4. The leather tanning wastewater recycling device according to claim 3, characterized in that, One end of the rotating rod (207) is fixedly connected to a lever (210), and the extension end of the cylinder (204) is fixedly connected to a cam (211). The cam (211) is rolledly connected to the side of the lever (210). A torsion spring (213) is also sleeved on the outside of the rotating rod (207). One end of the torsion spring (213) is fixedly connected to the outside of the rotating rod (207), and the other end of the torsion spring (213) is fixedly connected to the side of the fixing plate (212).
5. The leather tanning wastewater recycling device according to claim 1, characterized in that, The rotating mechanism (30) includes vertical plates (301) symmetrically fixedly connected to the side of the hopper (203), and a rotating shaft (302) is rotatably connected to the bottom of the two vertical plates (301).

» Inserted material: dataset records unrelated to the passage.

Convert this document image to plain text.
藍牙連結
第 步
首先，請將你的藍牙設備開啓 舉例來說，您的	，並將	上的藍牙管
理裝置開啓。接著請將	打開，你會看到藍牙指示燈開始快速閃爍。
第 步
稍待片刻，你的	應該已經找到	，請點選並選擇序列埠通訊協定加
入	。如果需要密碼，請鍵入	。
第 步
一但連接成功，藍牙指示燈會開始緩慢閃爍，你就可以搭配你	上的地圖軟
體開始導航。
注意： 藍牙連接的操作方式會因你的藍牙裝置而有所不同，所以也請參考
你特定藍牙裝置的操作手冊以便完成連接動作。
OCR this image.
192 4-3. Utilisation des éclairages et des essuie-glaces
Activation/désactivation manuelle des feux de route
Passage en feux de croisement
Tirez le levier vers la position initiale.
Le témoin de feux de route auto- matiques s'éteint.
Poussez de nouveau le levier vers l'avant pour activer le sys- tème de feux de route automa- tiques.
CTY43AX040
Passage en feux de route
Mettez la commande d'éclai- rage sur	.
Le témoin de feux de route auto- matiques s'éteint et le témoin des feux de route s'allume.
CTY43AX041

A rectangular frame (303) is fixedly connected to the outside of the rotating shaft (302), and a filter screen (304) is fixedly connected inside the rectangular frame (303).
6. The leather tanning wastewater recycling device according to claim 5, characterized in that, One end of the rotating shaft (302) is fixedly connected to a second pulley (306), and the end of the cylinder (204) away from the cam (211) is fixedly connected to a first pulley (305). The second pulley (306) and the first pulley (305) are connected by a transmission belt (307).
7. A leather tanning wastewater recycling device according to claim 1, characterized in that, The swing mechanism (40) includes a plurality of hollow round tubes (401) that are horizontally rotatably connected inside the reaction tank (10), and both ends of the hollow round tubes (401) extend to the outside of the reaction tank (10). Each hollow round tube (401) has a through hole on its side. One end of the hollow round tube (401) is connected to an external gas supply device, and the other end of the hollow round tube (401) is fixedly connected to a first connecting rod (402).
8. A leather tanning wastewater recycling device according to claim 7, characterized in that, The swing mechanism (40) further includes a crossbar (403) slidably connected to the outer wall of the reaction tank (10). The side of the crossbar (403) is rotatably connected to the end of the first connecting rod (402) away from the hollow round tube (401). Multiple protrusions (404) are fixedly connected at equal intervals on the top of the crossbar (403). A roller (405) is rolledly connected to the top of the crossbar (403). The roller (405) is fixedly connected to the bottom of the moving seat (202). A return spring (406) is also fixedly connected to the top of the crossbar (403). The end of the return spring (406) away from the crossbar (403) is fixedly connected to the protrusion on the outer wall of the reaction tank (10).
9. A leather tanning wastewater recycling device according to claim 1, characterized in that, The barrier mechanism (50) includes a plurality of rotating shafts (501) rotatably connected to the inside of the reaction tank (10). Each rotating shaft (501) is fixedly connected to a baffle (502) on its side, and the width of the baffle (502) is greater than the distance between adjacent rotating shafts (501).
10. A leather tanning wastewater recycling device according to claim 9, characterized in that, One end of the rotating shaft (501) extends to the outside of the reaction tank (10). A second connecting rod (503) is fixedly connected to the extended end of the rotating shaft (501). An L-shaped rod (504) is rotatably connected to the end of the second connecting rod (503) away from the rotating shaft (501). An electric push rod (505) is also fixedly connected to the outer wall of the reaction tank (10). The output end of the electric push rod (505) is slidably connected to the groove of the vertical section of the L-shaped rod (504).